On the more corporeal issue of the proper disposal of the physical shell of the departed, there remains of course the central example of Christ’s own interment described in the Gospel narratives. As St. Paul reminds us, the mortal body is “sown in corruption; it is raised in incorruption” (1 Corinthians 15:42). The frequently presented image of the dead being asleep (1 Thessalonians 4:13–18) is also one consonant with burial as opposed to cremation, or any of the other variants of the traditional funeral service that have proliferated in recent years. None of these would have troubled the proudly atheistic Lenin, although he might conceivably have noted the paradox of the abundance of Christian relics variously preserved and exhibited for the benefit of the faithful over the years, such as the Shroud of Turin and the mummified head of the fourteenth-century Catholic mystic Caterina di Jacopo di Benincasa, displayed to this day in the church in Siena bearing her name.

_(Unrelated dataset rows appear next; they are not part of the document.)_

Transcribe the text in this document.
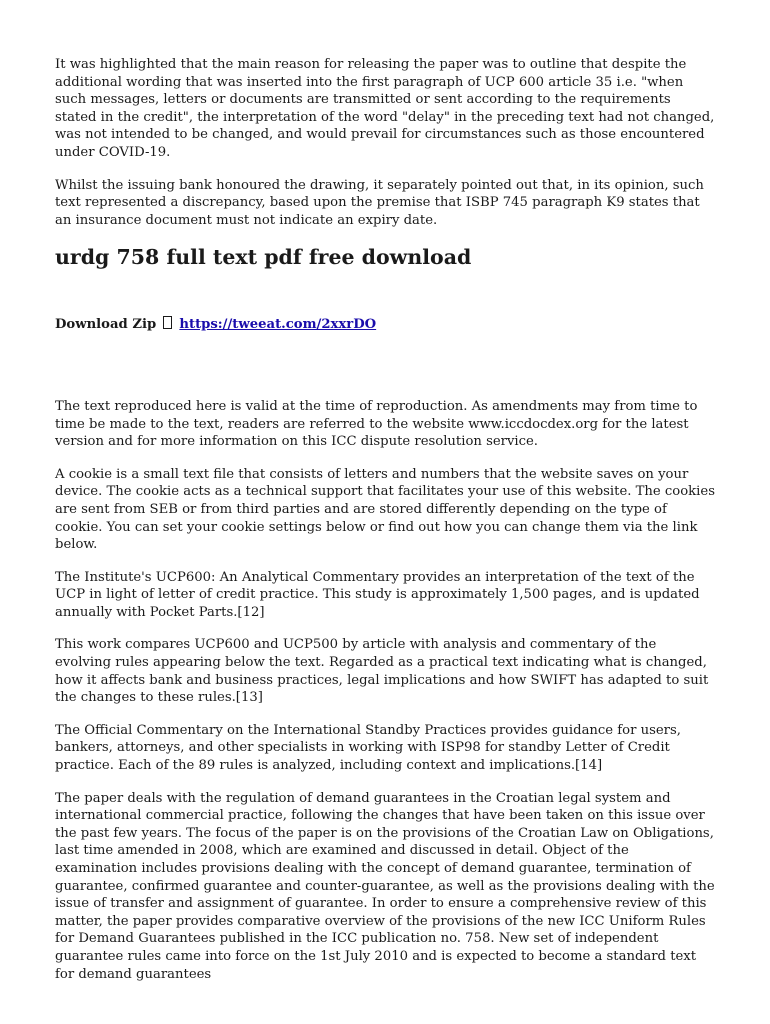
It was highlighted that the main reason for releasing the paper was to outline that despite the additional wording that was inserted into the first paragraph of UCP 600 article 35 i.e. "when such messages, letters or documents are transmitted or sent according to the requirements stated in the credit", the interpretation of the word "delay" in the preceding text had not changed, was not intended to be changed, and would prevail for circumstances such as those encountered under COVID-19.

Whilst the issuing bank honoured the drawing, it separately pointed out that, in its opinion, such text represented a discrepancy, based upon the premise that ISBP 745 paragraph K9 states that an insurance document must not indicate an expiry date.

urdg 758 full text pdf free download
Download Zip https://tweeat.com/2xxrDO

The text reproduced here is valid at the time of reproduction. As amendments may from time to time be made to the text, readers are referred to the website www.iccdocdex.org for the latest version and for more information on this ICC dispute resolution service.

A cookie is a small text file that consists of letters and numbers that the website saves on your device. The cookie acts as a technical support that facilitates your use of this website. The cookies are sent from SEB or from third parties and are stored differently depending on the type of cookie. You can set your cookie settings below or find out how you can change them via the link below.

The Institute's UCP600: An Analytical Commentary provides an interpretation of the text of the UCP in light of letter of credit practice. This study is approximately 1,500 pages, and is updated annually with Pocket Parts.[12]

This work compares UCP600 and UCP500 by article with analysis and commentary of the evolving rules appearing below the text. Regarded as a practical text indicating what is changed, how it affects bank and business practices, legal implications and how SWIFT has adapted to suit the changes to these rules.[13]

The Official Commentary on the International Standby Practices provides guidance for users, bankers, attorneys, and other specialists in working with ISP98 for standby Letter of Credit practice. Each of the 89 rules is analyzed, including context and implications.[14]

The paper deals with the regulation of demand guarantees in the Croatian legal system and international commercial practice, following the changes that have been taken on this issue over the past few years. The focus of the paper is on the provisions of the Croatian Law on Obligations, last time amended in 2008, which are examined and discussed in detail. Object of the examination includes provisions dealing with the concept of demand guarantee, termination of guarantee, confirmed guarantee and counter-guarantee, as well as the provisions dealing with the issue of transfer and assignment of guarantee. In order to ensure a comprehensive review of this matter, the paper provides comparative overview of the provisions of the new ICC Uniform Rules for Demand Guarantees published in the ICC publication no. 758. New set of independent guarantee rules came into force on the 1st July 2010 and is expected to become a standard text for demand guarantees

Lenin’s definitive remarks on the subject came, again, in his speech to the Young Communists: “Religion is one of the forms of spiritual oppression which everywhere weigh upon the masses crushed by continuous toil for others, by poverty and by loneliness. The weakness of the exploited classes in their struggle against their oppressors inevitably produces a belief in a better life after death, just as the weakness of the savage in his struggle with nature leads to faith in gods, devils, and miracles.… Religion is the opiate of the people, a sort of spiritual liquor, meant to make the slaves of capitalism drown their humanity and their desires for a decent existence.”
A century after its founder’s entombment, Leninism lives on, at least in the sense of the state’s relentless interference in our lives, and of the widespread vilifying of organized religion Lenin so advocated. On what might be called the higher philosophical level, with each passing year it becomes more of an irrelevance.